Tuesday 11 September Ramble
September 11, 2012 — Headless“Sometimes the smallest things take up the most room in your heart” – A.A. Milne
“Don’t die wondering” – Unknown
Restless sleep due to the Chemo but it’s OK, at least I had some sleep. Wake properly at 6:15 and contemplate life, the universe and everything in it. Quick check of pains and aches – nothing new there, the usual suspects, head and body are doing their thing. Jacob comes in to say Good Morning about 6:45 and we have a chat for a bit about things. Get up then and get ready for the day. Down my new increased morning allotment of drugs.
Off to work, sunny but cool, with no sign of the wintery blast that is predicted. Not feeling brilliant, but ok. Still waiting on the drugs to kick in properly. Have a bit to do today with work, but make steady progress. Manage to eat lunch today too – only a small amount, but at least it is something. Head off then about 1:30. The cold weather is starting to look as if it is about to hit us. Get home and login to work to keep going and get another job to do as well.
Get dinner ready and set the fire up ready to go, as I think we’ll be needing it tonight. Do some more work while waiting for a search for missing pages completes. Then time for dinner. Manage to eat a second time too. Really on a roll now. Sit down and do the blog. Hard to get motivated again tonight. Need to get my head in the right space for putting words to screen. I have a lot to say but just need to get it out in the way I would like and that more importantly a way that makes sense.

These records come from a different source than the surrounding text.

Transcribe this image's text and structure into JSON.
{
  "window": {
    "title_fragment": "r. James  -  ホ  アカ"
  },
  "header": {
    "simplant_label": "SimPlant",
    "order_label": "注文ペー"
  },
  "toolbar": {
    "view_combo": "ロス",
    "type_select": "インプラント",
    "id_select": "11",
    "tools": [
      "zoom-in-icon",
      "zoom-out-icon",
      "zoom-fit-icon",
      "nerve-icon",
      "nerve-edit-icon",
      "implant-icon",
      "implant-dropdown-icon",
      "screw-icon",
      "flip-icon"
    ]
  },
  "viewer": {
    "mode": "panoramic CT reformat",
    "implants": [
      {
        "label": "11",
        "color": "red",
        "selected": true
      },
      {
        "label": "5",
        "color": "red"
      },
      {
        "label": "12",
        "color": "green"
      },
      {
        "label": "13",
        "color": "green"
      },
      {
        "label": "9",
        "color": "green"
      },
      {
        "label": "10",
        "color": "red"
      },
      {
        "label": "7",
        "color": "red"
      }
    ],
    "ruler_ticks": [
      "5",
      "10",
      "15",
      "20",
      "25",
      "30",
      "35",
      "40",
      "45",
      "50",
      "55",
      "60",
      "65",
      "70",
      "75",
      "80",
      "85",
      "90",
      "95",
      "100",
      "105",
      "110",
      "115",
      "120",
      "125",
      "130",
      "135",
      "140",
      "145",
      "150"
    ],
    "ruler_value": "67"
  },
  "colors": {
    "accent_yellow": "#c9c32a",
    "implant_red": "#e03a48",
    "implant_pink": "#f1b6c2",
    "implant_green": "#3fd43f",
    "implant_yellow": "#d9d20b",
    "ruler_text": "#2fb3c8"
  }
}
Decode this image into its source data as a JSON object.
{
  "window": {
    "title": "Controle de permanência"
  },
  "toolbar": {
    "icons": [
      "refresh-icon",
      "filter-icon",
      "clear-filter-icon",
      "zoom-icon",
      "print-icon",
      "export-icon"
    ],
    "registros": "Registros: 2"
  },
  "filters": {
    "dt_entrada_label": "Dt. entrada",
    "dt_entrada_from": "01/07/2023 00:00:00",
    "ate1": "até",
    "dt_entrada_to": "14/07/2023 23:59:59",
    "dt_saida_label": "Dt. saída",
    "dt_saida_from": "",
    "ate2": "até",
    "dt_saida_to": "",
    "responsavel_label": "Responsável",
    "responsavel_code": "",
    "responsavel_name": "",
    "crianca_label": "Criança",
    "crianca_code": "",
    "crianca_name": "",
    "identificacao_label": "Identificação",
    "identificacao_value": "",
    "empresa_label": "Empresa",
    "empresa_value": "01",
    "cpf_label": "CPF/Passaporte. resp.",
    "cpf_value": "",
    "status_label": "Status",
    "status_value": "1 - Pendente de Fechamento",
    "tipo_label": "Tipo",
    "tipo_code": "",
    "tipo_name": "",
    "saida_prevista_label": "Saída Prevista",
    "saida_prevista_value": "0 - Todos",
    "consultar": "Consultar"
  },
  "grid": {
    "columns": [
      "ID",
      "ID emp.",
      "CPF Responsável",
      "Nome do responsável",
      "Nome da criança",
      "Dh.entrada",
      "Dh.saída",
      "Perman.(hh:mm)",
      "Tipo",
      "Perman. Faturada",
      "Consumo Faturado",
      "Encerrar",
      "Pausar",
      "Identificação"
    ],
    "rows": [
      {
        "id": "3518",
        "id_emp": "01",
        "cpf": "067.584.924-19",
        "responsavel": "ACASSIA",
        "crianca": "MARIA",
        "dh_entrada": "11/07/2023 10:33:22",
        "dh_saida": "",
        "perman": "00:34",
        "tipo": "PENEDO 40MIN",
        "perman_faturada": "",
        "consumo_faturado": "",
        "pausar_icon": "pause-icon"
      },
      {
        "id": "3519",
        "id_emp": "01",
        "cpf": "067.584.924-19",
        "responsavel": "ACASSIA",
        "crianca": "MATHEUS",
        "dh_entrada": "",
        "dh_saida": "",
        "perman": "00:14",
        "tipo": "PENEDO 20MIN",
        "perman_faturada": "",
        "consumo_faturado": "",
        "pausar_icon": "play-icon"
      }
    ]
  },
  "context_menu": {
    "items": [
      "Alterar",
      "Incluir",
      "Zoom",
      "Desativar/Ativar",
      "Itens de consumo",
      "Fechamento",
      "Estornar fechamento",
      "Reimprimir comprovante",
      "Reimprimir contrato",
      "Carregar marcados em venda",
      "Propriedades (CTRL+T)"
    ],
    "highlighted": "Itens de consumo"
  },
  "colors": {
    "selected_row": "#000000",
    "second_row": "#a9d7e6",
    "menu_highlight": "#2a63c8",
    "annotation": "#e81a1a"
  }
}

I’ll give it a go anyway. Imagine waking tomorrow and been told that you have only 12 months to live. I know this is possibly a reality for some of you or someone you know, so I apologise now if this is a bit raw. Take a minute now to think about it. What was the first thought that came into your head? My children? Why me? What can I do? How did you feel? Sad? Angry? Frustrated? How do you react? Want to cry? Hit something? Just have a hug? These are some of the questions that you face when it does happen to you. There is no right or wrong answer as we all have different ways of dealing with things, and different priorities. But it is a good way to take a check on your life and helps you understand what you value most. If you had to tell people about your life, what would you say to them? Where do you start? Do you have a bucket list? A will? Insurances – Life, Funeral, Income protection? Unfortunately for some people this will happen to them tomorrow and they will start the process of valuing and prioritising their life and getting their ducks in a row. But just if you get a chance, stop and put on these shoes and try to walk the mile. This will give you an idea of what it is like. You could then throw into all this the treatment and what it does to you, so while trying to deal with the situation you now have to deal with the effects of all the drugs as well. It isn’t easy by any means.
Do my Chemo routine, then back to having a Milo again so M&D time and hit the bed to read a bit before sleep – haha – time. I’ll be having lavender sleep spray tonight and pain killers to ensure that I go out to it. Hope all have had a brilliant day/arvo/evening. Laters.
Kia Kaha.
September 11, 2012 at 10:40 pm
Hi Tony!
Your wrote the ‘raw’ issues down perfectly! It’s true, people sit their and read the blog – or people you know looking at your life & they think they know! I always disliked friends saying to me “I know what your going through’ I’m also tired today!” OMG – no you don’t know! Your tired due to a long, busy day at work and didn’t sleep well etc etc – when cancer ‘survivors’ say they are tired – it’s a complete body fatigue, can’t stand up and body aches! That is our tiredness – not to mention the mental fatigue from constantly thinking about our situation and as much as you try to not think about it – you do! The moment you wake until the moment your eyes close, you think about it! Even dream about it! It’s a holisitic fatigue!
I wish many if my friends, ex friends now, and extended family could spend a day in my shoes as well! I’m not trying to have a ‘pity party’ or get sympathy from anyone – it’s just our lives and what we deal with daily!! I don’t need people to fix me, I just want them to give me a hug and, perhaps just listen!!
Your doing amazingly well – I enjoy hearing your inner thoughts on what is happening in your head – as I have the exact same thoughts, and sometimes think that maybe it’s just me that is like this!!! It’s truly nice to know I’m not the only one! Thank you, for being brave and honest and posting your true thoughts and feelings! Your have inspired me, many times!
Keep up the good work with Chemo – your doing so well, and this new anti nausea drug is clearly a massive help this round! So impressed your eating!! I know it’s still horrible, but hey, take the little things
Thinking of you, fingers crossed you have a good night sleep!!
Sarah xox
(sorry my comments are so long – I sometimes wonder why you don’t allow them to show up through your moderating! I don’t mind, but was curious as to why that is!!?)